In computer networking a port is what an operating system uses as a logical construct to identify a certain process or service running on the machine. While there is nothing that says a service has to run on a specific port, oftentimes most people and organizations opt to use standard ports for many common services. We can often quickly identify what services might be running on an endpoint by finding what ports it has open. Here is a list of a few common ports:

  • 20 – File Transfer Protocol (FTP) Data Transfer
  • 21 – File Transfer Protocol (FTP) Command Control
  • 22 – Secure Shell (SSH)
  • 23 – Telnet
  • 25 – Simple Mail Transfer Protocol (SMTP)
  • 53 – Domain Name System (DNS)
  • 80 – Hypertext Transfer Protocol (HTTP)
  • 88 – Kerberos
  • 110 – Post Office Protocol (POP3)
  • 123 – Network Time Protocol (NTP)
  • 139 – Network Basic Input Output System (NetBIOS)
  • 161 – Simple Network Management Protocol (SNMP)
  • 389 – Lightweight Directory Access Protocol (LDAP)
  • 443 – Hyper Text Transfer Protocol Secure (HTTPS)
  • 445 – Server Message Blocks (SMB) over IP
  • 3389 – Remote Desktop Protocol (RDP)

One of the most common relationship between two endpoints is a client-server relationship. This setup is where a client makes a service request from a server. For example, consider when a user goes to access a webpage. A client can access a specific webserver by using it’s Internet Protocol (IP) address and then using the HTTP protocol on port 80 or the HTTPS protocol on port 443. So if I wanted to access the Red Siege website, I could do so by opening a web browser and typing into the address bar.
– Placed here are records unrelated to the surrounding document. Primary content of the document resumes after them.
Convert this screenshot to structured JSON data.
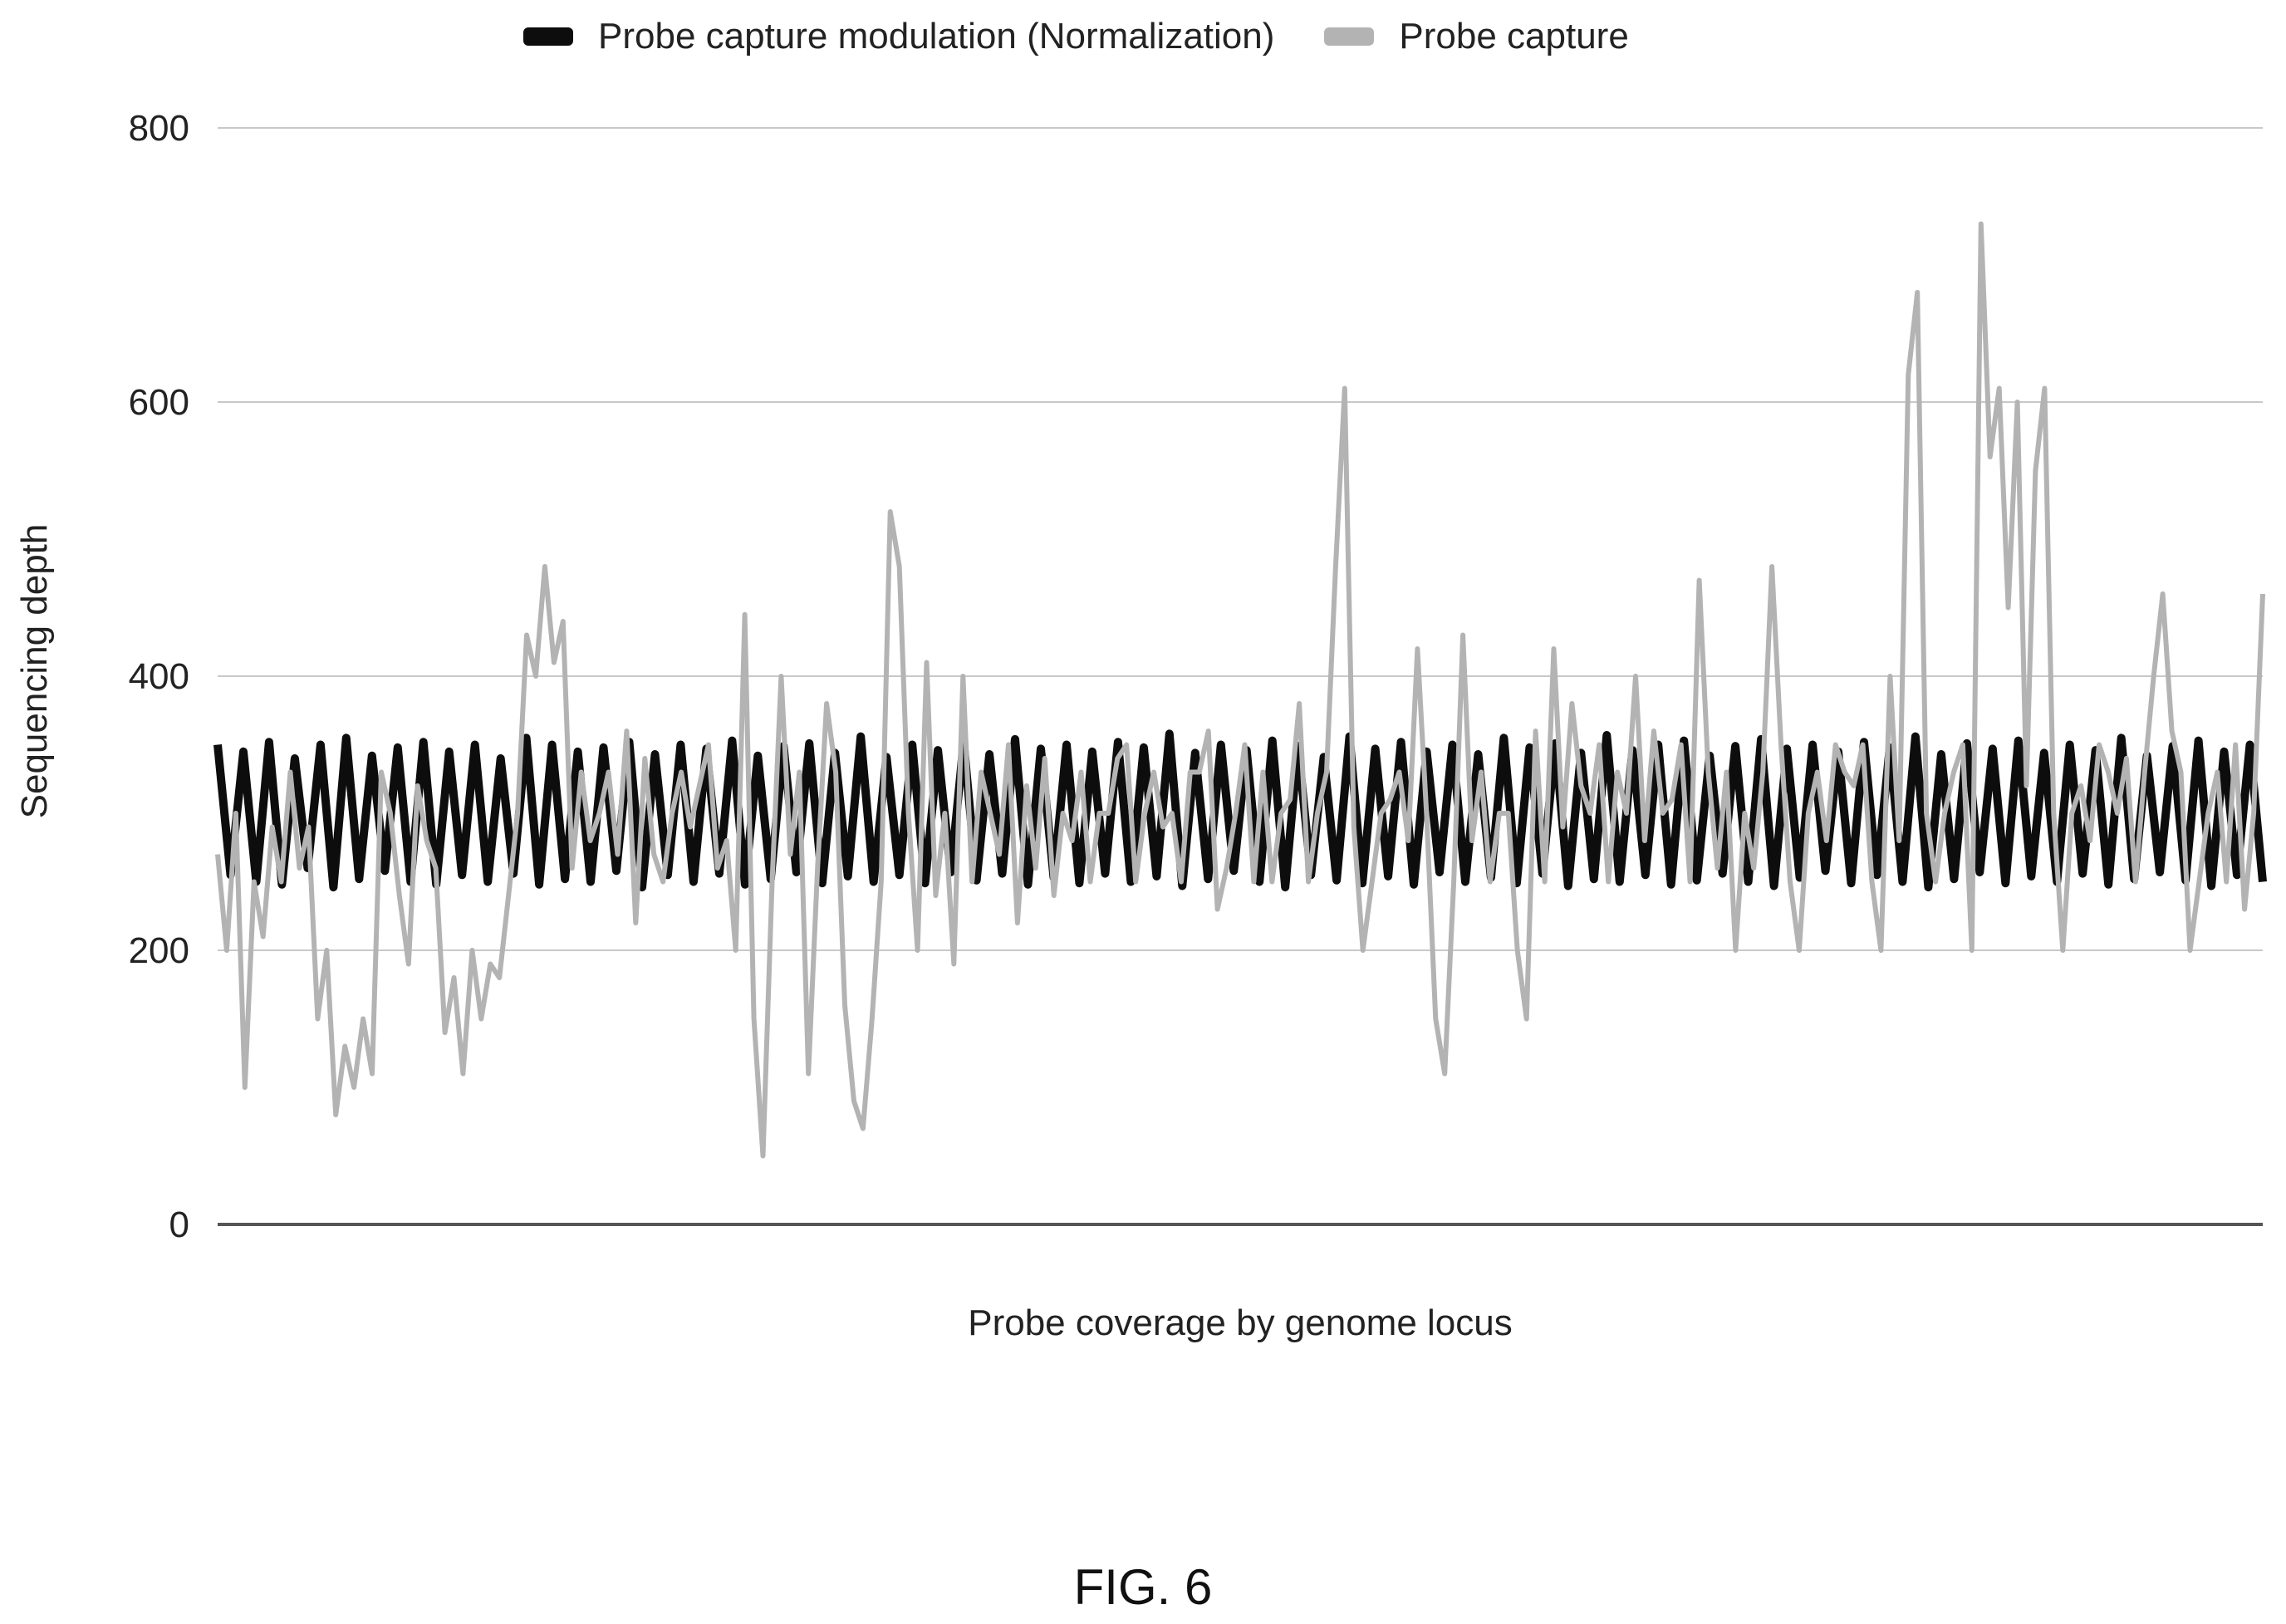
{
  "chart_data": {
    "type": "line",
    "title": "",
    "xlabel": "Probe coverage by genome locus",
    "ylabel": "Sequencing depth",
    "ylim": [
      0,
      800
    ],
    "yticks": [
      0,
      200,
      400,
      600,
      800
    ],
    "grid": true,
    "legend_position": "top",
    "series": [
      {
        "name": "Probe capture modulation (Normalization)",
        "color": "#0d0d0d",
        "style": "dense oscillation",
        "values": [
          350,
          255,
          345,
          250,
          352,
          248,
          340,
          260,
          350,
          246,
          355,
          252,
          342,
          258,
          348,
          250,
          352,
          248,
          345,
          255,
          350,
          250,
          340,
          256,
          355,
          248,
          350,
          252,
          345,
          250,
          348,
          258,
          352,
          246,
          343,
          255,
          350,
          250,
          347,
          256,
          353,
          248,
          342,
          252,
          349,
          257,
          351,
          249,
          344,
          254,
          356,
          250,
          341,
          255,
          350,
          249,
          346,
          257,
          352,
          251,
          343,
          256,
          354,
          248,
          347,
          253,
          350,
          249,
          345,
          256,
          352,
          250,
          348,
          254,
          358,
          247,
          344,
          252,
          350,
          258,
          346,
          250,
          353,
          246,
          349,
          255,
          341,
          251,
          356,
          249,
          347,
          254,
          352,
          248,
          345,
          257,
          350,
          250,
          343,
          253,
          355,
          249,
          348,
          256,
          351,
          247,
          344,
          252,
          357,
          250,
          346,
          255,
          350,
          248,
          353,
          251,
          342,
          256,
          349,
          250,
          354,
          247,
          347,
          253,
          350,
          258,
          345,
          249,
          352,
          255,
          348,
          250,
          356,
          246,
          343,
          252,
          351,
          257,
          347,
          249,
          353,
          254,
          344,
          250,
          350,
          256,
          346,
          248,
          355,
          252,
          342,
          257,
          349,
          251,
          353,
          247,
          345,
          255,
          350,
          250
        ]
      },
      {
        "name": "Probe capture",
        "color": "#b3b3b3",
        "style": "jagged line",
        "values": [
          270,
          200,
          300,
          100,
          250,
          210,
          290,
          250,
          330,
          260,
          290,
          150,
          200,
          80,
          130,
          100,
          150,
          110,
          330,
          300,
          240,
          190,
          320,
          280,
          260,
          140,
          180,
          110,
          200,
          150,
          190,
          180,
          240,
          300,
          430,
          400,
          480,
          410,
          440,
          260,
          330,
          280,
          300,
          330,
          270,
          360,
          220,
          340,
          270,
          250,
          300,
          330,
          290,
          320,
          350,
          260,
          280,
          200,
          445,
          150,
          50,
          250,
          400,
          270,
          330,
          110,
          260,
          380,
          330,
          160,
          90,
          70,
          150,
          250,
          520,
          480,
          300,
          200,
          410,
          240,
          300,
          190,
          400,
          250,
          330,
          300,
          270,
          350,
          220,
          320,
          260,
          340,
          240,
          300,
          280,
          330,
          250,
          300,
          300,
          340,
          350,
          250,
          300,
          330,
          290,
          300,
          250,
          330,
          330,
          360,
          230,
          260,
          300,
          350,
          250,
          330,
          250,
          300,
          310,
          380,
          250,
          300,
          330,
          480,
          610,
          290,
          200,
          250,
          300,
          310,
          330,
          280,
          420,
          300,
          150,
          110,
          250,
          430,
          280,
          330,
          250,
          300,
          300,
          200,
          150,
          360,
          250,
          420,
          290,
          380,
          320,
          300,
          350,
          250,
          330,
          300,
          400,
          280,
          360,
          300,
          310,
          350,
          250,
          470,
          330,
          260,
          330,
          200,
          300,
          260,
          330,
          480,
          350,
          250,
          200,
          300,
          330,
          280,
          350,
          330,
          320,
          350,
          250,
          200,
          400,
          280,
          620,
          680,
          300,
          250,
          300,
          330,
          350,
          200,
          730,
          560,
          610,
          450,
          600,
          320,
          550,
          610,
          300,
          200,
          300,
          320,
          280,
          350,
          330,
          300,
          340,
          250,
          330,
          400,
          460,
          360,
          330,
          200,
          250,
          300,
          330,
          250,
          350,
          230,
          300,
          460
        ]
      }
    ]
  },
  "caption": "FIG. 6"
}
The web server where the Red Siege site is hosted is waiting for a client to initiate a request on port 443 so that the data transfer can begin. It is up to the server in a server/client relationship to manage the content and it is up to a client to initiate the connection.

When a client and a server first initiate a connection it begins what is commonly referred to as a three-way handshake. The TCP protocol uses this handshake to initiate a connection before data transference begins.

In the first step when a client wants to establish a connection with a server, it begins by sending Synchronize Sequence Number (SYN) packet. This SYN packet lets the server know that a client is ready to start communication and what sequence number it should begin with.
The second step happens when the server responds to the client’s request with a SYN-ACK packet. The SYN packet in response tells the client what sequence number return data should begin with. The Acknowledgement(ACK) packet acknowledges that the server is ok with the sequence number that the client initiated.

The third step is the final part of the three way handshake in which the client sends an ACK packet back to the server acknowledging that the sequence numbers from the server are ok. Once the third step completes successfully, communication is established, and data transfer can be initiated.